Aviso de conteúdo: este artigo contém menções ao suicídio.
A embaixada chinesa de Singapura emitiu um alerta severo aos seus cidadãos depois que um cidadão chinês morreu por suicídio após jogar no cassino Marina Bay Sands.
Em nota divulgada no sábado (14 de fevereiro), a embaixada disse que está ajudando a família do falecido e aproveitou o caso para alertar residentes e turistas da China a evitarem jogos de azar enquanto estiverem em Cingapura. O comunicado surge pouco antes da corrida de viagens do Festival da Primavera, quando se espera que o número de visitantes aumente.

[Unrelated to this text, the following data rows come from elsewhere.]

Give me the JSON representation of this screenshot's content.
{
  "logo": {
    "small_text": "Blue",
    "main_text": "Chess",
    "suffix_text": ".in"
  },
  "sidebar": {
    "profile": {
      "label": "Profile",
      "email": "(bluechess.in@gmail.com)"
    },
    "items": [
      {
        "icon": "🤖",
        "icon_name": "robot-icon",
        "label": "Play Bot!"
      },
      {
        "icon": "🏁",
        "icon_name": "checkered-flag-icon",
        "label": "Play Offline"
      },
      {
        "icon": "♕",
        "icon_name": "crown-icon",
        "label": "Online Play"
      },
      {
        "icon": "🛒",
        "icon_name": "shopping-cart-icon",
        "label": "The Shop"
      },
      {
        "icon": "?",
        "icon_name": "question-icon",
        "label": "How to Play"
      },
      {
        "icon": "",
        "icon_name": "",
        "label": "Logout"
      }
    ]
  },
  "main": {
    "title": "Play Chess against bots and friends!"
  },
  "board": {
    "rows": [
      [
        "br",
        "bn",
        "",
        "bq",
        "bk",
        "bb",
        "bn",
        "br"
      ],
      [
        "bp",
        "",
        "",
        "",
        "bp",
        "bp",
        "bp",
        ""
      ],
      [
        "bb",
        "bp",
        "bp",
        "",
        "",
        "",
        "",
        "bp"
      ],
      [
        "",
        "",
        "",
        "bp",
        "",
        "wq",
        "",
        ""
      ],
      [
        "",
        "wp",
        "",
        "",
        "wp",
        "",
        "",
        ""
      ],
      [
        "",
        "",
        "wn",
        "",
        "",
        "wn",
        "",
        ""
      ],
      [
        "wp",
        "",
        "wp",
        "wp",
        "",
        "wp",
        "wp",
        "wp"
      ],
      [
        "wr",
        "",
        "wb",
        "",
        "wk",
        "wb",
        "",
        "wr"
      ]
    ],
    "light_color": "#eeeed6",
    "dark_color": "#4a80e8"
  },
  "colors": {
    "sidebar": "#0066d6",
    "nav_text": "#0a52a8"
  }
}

Autoridades disseram que a seção consular lidou com várias mortes relacionadas ao jogo nos últimos anos. Com mais turistas a viajar para o estrangeiro, a embaixada instou os cidadãos chineses a reforçarem a sua consciência jurídica e a pensarem cuidadosamente sobre as consequências da participação em actividades de jogo no estrangeiro.
Nos últimos anos, a Embaixada tratou de vários casos de morte causada por jogos de azar e já emitiu lembretes relacionados.
Embaixada da China em Singapura
A declaração deixou claro que mesmo que os casinos operem legalmente noutros países, os cidadãos chineses ainda podem enfrentar problemas ao abrigo da lei chinesa. As alterações à Lei Penal da China tornaram as regras mais rígidas em torno dos jogos de azar transfronteiriços e as autoridades consideram que tanto a participação como a organização de jogos de azar no estrangeiro são crimes potenciais.
A embaixada sublinhou que as missões diplomáticas não podem proteger os cidadãos das consequências de condutas ilegais. Alertou também que o jogo pode ir além das perdas financeiras, levando à ruptura familiar, danos pessoais e, em casos extremos, à morte.
China dobra tolerância zero para jogos de azar em meio à morte de cassinos em Cingapura
A postura dura da China em relação ao jogo tem chamado a atenção repetidamente nos últimos anos. As autoridades levaram a cabo medidas repressivas abrangentes contra sindicatos de jogo transfronteiriços, incluindo a execução de 11 membros de uma importante família criminosa de fraudes de jogo num caso de grande repercussão que visa dissuadir operações organizadas. Noutro caso, o Partido Comunista Chinês disciplinou cinco funcionários na província de Hubei por jogos de azar e cartas, reforçando que mesmo os membros do partido não estão isentos de punição.
Neste contexto, a assessoria de Singapura também apontou o lado negro das redes de jogos de azar. A embaixada alertou que o jogo transfronteiriço pode expor os indivíduos a fraudes, esquemas de branqueamento de capitais, raptos, detenções, tráfico de seres humanos e outras actividades criminosas. Os riscos, afirmou, muitas vezes estendem-se muito além do casino.
Os cidadãos chineses foram incentivados a denunciar quaisquer tentativas de organizar ou promover jogos de azar transfronteiriços envolvendo cidadãos da China. O Ministério da Segurança Pública criou canais de denúncia, incluindo uma plataforma online, contactos de e-mail e uma conta WeChat dedicada focada na rejeição de jogos de azar transfronteiriços.